As such, Killmer’s bait likely will feature more than one RNAi sequence in order to target a range of household ants, such as Argentine, carpenter, Pharaoh and odorous house ants, as well as fire ants. He sees the bait formulation being similar to that of current ant gel baits on the market.
RNAi molecules are sustainable and “benign from a toxicological standpoint,” which is important to homeowners with children and pets, said Killmer, who is seeking a partner to help commercialize the ant bait for professional and consumer markets. He also is collaborating with Monsanto (now Bayer) on agricultural and bee health applications.

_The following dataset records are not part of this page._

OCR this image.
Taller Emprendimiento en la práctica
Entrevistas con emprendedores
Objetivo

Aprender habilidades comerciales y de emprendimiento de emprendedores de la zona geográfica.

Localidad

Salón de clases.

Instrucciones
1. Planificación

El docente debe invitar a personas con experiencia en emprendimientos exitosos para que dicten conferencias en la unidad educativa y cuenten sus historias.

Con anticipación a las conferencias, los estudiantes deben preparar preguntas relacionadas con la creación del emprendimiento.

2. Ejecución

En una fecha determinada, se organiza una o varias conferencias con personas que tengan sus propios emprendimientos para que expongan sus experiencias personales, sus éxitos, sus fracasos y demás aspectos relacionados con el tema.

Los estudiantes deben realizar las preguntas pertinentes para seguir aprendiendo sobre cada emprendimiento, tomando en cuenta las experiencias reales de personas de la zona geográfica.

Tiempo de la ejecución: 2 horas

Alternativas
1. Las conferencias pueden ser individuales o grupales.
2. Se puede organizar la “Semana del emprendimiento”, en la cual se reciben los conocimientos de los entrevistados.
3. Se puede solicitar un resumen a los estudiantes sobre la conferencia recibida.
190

One of Killmer’s achievements is overcoming the high cost of producing RNAi. “The first few grams of RNAi that were used in testing were tens of thousands of dollars a gram if not hundreds of thousands of dollars a gram,” he recalled. He’s since developed an efficient way to make the RNA and has reduced the cost to less than a dollar a gram.
That’s significant because RNAi is “powerful stuff,” only requiring nanogram amounts to kill insect pests, he said. Killmer also is working with a university researcher to use RNAi to control mosquito larvae.
Mixing It Up. The most effective biopesticides may be ones that combine technologies, such as RNAi plus an entomopathogen like fungi, an area the research community is pursuing with “much interest,” said Purdue’s Scharf.
His lab recently published the results of a study that screened 57 double-stranded RNA (dsRNA) sequences from the Eastern subterranean termite for possible use as an RNAi termiticide.
“We found that while a small fraction of dsRNAs are effective, none are effective at the level required for market success. The take-home message is that there is more work to do to bring the concept to reality,” he said.